Aus Magdeburgs Straßen direkt in eine Wohnung

Mit neuen Modellprojekten will die Landeshauptstadt Obdachlosen den Weg aus der Wohnungslosigkeit ebnen.

Magdeburg

Es stammt aus den USA und wurde von Ländern wie Finnland, Großbritannien und Dänemark längst übernommen. Auch in Deutschland setzen immer mehr Städte auf das sogenannte Housing-First-Prinzip.

Housing First bedeutet so viel wie „zuerst eine Wohnung“ und soll den Weg aus der Obdachlosigkeit ebnen. Betroffene müssen sich demnach nicht zuerst für eine Wohnung qualifizieren, sondern können direkt einziehen – erst dann beginnt der Rest der Resozialisierung.

In Berlin wird das Prinzip bereits seit 2018 realisiert, aktuell arbeiten zudem Städte wie Stuttgart, Leipzig und Hannover an der Umsetzung eines derartigen Projektes. Auch Magdeburg springt auf den Zug mit auf und beschloss bereits im vergangenen Jahr das Entwickeln eines Konzeptes für die Durchführung eines derartigen Modellversuchs.

Selbstbestimmtes Leben in den eigenen vier Wänden

Hierfür seien bereits im Juni 2020 erste Kontakte zur Wohnungsbaugesellschaft Magdeburg mbH aufgenommen worden, um das Unternehmen als Partner zu gewinnen. Das Wohnungsunternehmen habe seine Bereitschaft erklärt. Dies zumindest, sofern dem Unternehmen durch die Unterstützung kein finanzieller Schaden entsteht.

Gegenwärtig werden die vertraglichen Rahmenbedingungen besprochen, die dieser Bedingung Rechnung tragen, heißt es in einem Beschlussvorschlag, der den Ausschüssen in den kommenden Wochen zur Beratung und Anfang Mai dem Stadtrat zur Entscheidung vorliegt.

Für wohnungslose Menschen hält die Landeshauptstadt zwar Hilfsangebote wie die Obdachloseneinrichtung in der Basedowstraße (Buckau) vor, doch Heime sind für viele Menschen auf der Straße keine Alternative.
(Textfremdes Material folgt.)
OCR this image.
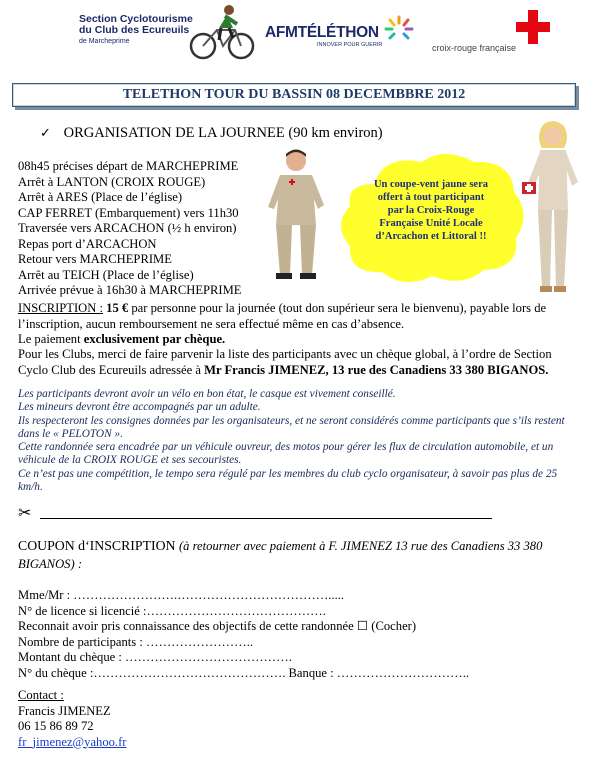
Section Cyclotourisme
du Club des Ecureuils
de Marcheprime
AFMTÉLÉTHON
INNOVER POUR GUERIR	croix-rouge française
TELETHON TOUR DU BASSIN 08 DECEMBBRE 2012
✓ ORGANISATION DE LA JOURNEE (90 km environ)
08h45 précises départ de MARCHEPRIME
Arrêt à LANTON (CROIX ROUGE)
Arrêt à ARES (Place de l’église)
CAP FERRET (Embarquement) vers 11h30
Traversée vers ARCACHON (½ h environ)
Repas port d’ARCACHON
Retour vers MARCHEPRIME
Arrêt au TEICH (Place de l’église)
Arrivée prévue à 16h30 à MARCHEPRIME
Un coupe-vent jaune sera
offert à tout participant
par la Croix-Rouge
Française Unité Locale
d’Arcachon et Littoral !!
INSCRIPTION : 15 € par personne pour la journée (tout don supérieur sera le bienvenu), payable lors de l’inscription, aucun remboursement ne sera effectué même en cas d’absence.
Le paiement exclusivement par chèque.
Pour les Clubs, merci de faire parvenir la liste des participants avec un chèque global, à l’ordre de Section Cyclo Club des Ecureuils adressée à Mr Francis JIMENEZ, 13 rue des Canadiens 33 380 BIGANOS.
Les participants devront avoir un vélo en bon état, le casque est vivement conseillé.
Les mineurs devront être accompagnés par un adulte.
Ils respecteront les consignes données par les organisateurs, et ne seront considérés comme participants que s’ils restent dans le « PELOTON ».
Cette randonnée sera encadrée par un véhicule ouvreur, des motos pour gérer les flux de circulation automobile, et un véhicule de la CROIX ROUGE et ses secouristes.
Ce n’est pas une compétition, le tempo sera régulé par les membres du club cyclo organisateur, à savoir pas plus de 25 km/h.
✂
COUPON d‘INSCRIPTION (à retourner avec paiement à F. JIMENEZ 13 rue des Canadiens 33 380 BIGANOS) :
Mme/Mr : …………………….……………………………….....
N° de licence si licencié :…………………………………….
Reconnait avoir pris connaissance des objectifs de cette randonnée ☐ (Cocher)
Nombre de participants : ……………………..
Montant du chèque : ………………………………….
N° du chèque :………………………………………. Banque : …………………………..
Contact :
Francis JIMENEZ
06 15 86 89 72
fr_jimenez@yahoo.fr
Eine eigene Wohnung und damit Privatsphäre und ein selbstbestimmtes Leben in den eigenen vier Wänden aber schon.

Zur eigenen Wohnung sollen die Betroffenen zudem eine individuell zugeschnittene Hilfe durch Sozialarbeiter erhalten.

Zehn Wohnungen für begleitetes Wohnen

Neben dem Housing-First-Modell will die Stadt einen weiteren Weg aus der Obdachlosigkeit aufzeigen. Betroffene mit langjährigen komplexen Problemlagen soll das Angebot des begleiteten Wohnens offeriert werden.

Unter einer engmaschigen Begleitung können Obdachlose das Wohnen, das Einhalten von Terminen und Verpflichtungen, Tagesstrukturen, Sauberkeit und Selbstvertrauen erlernen. Zehn städtisch angemietete Wohnungen in der Bahnikstraße 1 a nahe dem Strubepark im Stadtteil Leipziger Straße sollen hierfür genutzt werden. Vertraglich seien sie zwar noch gebunden, werden mit dem Projekt jedoch lediglich einer anderen Nutzung zugeführt, heißt es in dem Beschlussvorschlag.

Die Unterhaltungskosten hierfür seien kostenneutral auf eine für das Projekt eingerichtete Kostenstelle im Sozial- und Wohnungsamt umverteilt worden, es müsse jedoch ein weiterer Sozialmitarbeiter eingestellt und auch ein zusätzlicher Verwaltungsmitarbeiter mit der Arbeit betraut werden, gibt die Stadt zu bedenken.

Modellversuch wird wissenschaftlich betreut

Letzterer insbesondere um eine Zusammenarbeit mit allen Vertragspartnern zu gewährleisten. Denn neben der Wohnungsbaugesellschaft Magdeburg mbH gehört auch die Otto-von-Guericke-Universität dazu. Deren Fakultät für Humanwissenschaften soll die Modellprojekte wissenschaftlich betreuen und evaluieren, was mit 50.000 Euro zu Buche schlägt.

Die Umsetzung des gesamten dreijährigen Modellprojektes „begleitetes Wohnen unter Berücksichtigung des Housing-First-Ansatzes“, wie es in der Beschlussvorlage heißt, gilt als zusätzliches Angebot zu bereits bestehenden. Das Aufnahmeangebot in der städtisch geführten sozialen Wohneinrichtung in der Basedowstraße 15/17, die beispielsweise bis zu 250 Personen jährlich aufnimmt, bleibt erhalten.

Die soziale Wohneinrichtung ist an 365 Tagen und rund um die Uhr mit Betreuern besetzt und steht Betroffenen auf Wunsch beratend zur Seite. Im Rahmen der Betreuung werden dort durch neun Betreuer und eine Sozialarbeiterin persönliche Problemlagen, Hilfebedarf und Aktivitäten erörtert.